ABSTRACT
At times, various analytical and empirical approaches used to estimate the initial sizing of a desilting basin in a hydropower project would give very different results and the designer has to take a call judiciously. The purpose of this study is to develop a monograph based on Teaching–Learning-Based Optimization and Gravitational Search algorithm for a practical range of depth of desilting basins. The parameters commonly used in hydropower projects for estimation of desilting basins sizing and its efficiency are used in this study. The outcome is further verified using a list of mega hydropower projects.
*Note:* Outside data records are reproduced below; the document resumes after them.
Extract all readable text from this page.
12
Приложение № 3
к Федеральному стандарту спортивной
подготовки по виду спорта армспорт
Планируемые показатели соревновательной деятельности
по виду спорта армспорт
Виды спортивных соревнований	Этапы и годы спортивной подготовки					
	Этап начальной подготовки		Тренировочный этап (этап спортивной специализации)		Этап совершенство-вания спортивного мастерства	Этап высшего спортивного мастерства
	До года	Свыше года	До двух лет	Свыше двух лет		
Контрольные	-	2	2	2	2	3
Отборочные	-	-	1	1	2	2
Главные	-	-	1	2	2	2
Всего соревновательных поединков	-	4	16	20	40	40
This study will be useful in fixing the best optimized dimension of desilting basins.
Notation
a | = | constant |
A | = | desilting basin plan area (m2) |
Ax | = | desilting basin cross sectional area (m2) |
b | = | approach channel width (m) |
B | = | desilting basin width (m) |
d | = | sediment particle size to be removed (mm) |
D | = | depth of flow (m) |
g | = | acceleration due to gravity (m s−2) |
h | = | flow depth in approach channel (m) |
k | = | Von Karman universal constant (-) |
L | = | length of desilting basin (m) |
n | = | Manning`s rugosity coefficient (s m−1/3) |
η | = | efficiency of removal of sediments (-) |
ηd | = | efficiency with flushing (-) |
Q | = | Desilting basin design discharge (m3s−1) |
Qf | = | Flushing discharge (m3s−1) |
R | = | hydraulic radius of desilting basin (m) |
U | = | forward velocity (m s−1) |
u* | = | shear velocity (m s−1) |
w | = | settling Velocity (m s−1) |
we | = | effective fall velocity (m s−1) |
w` | = | reduction in fall velocity (m s−1) |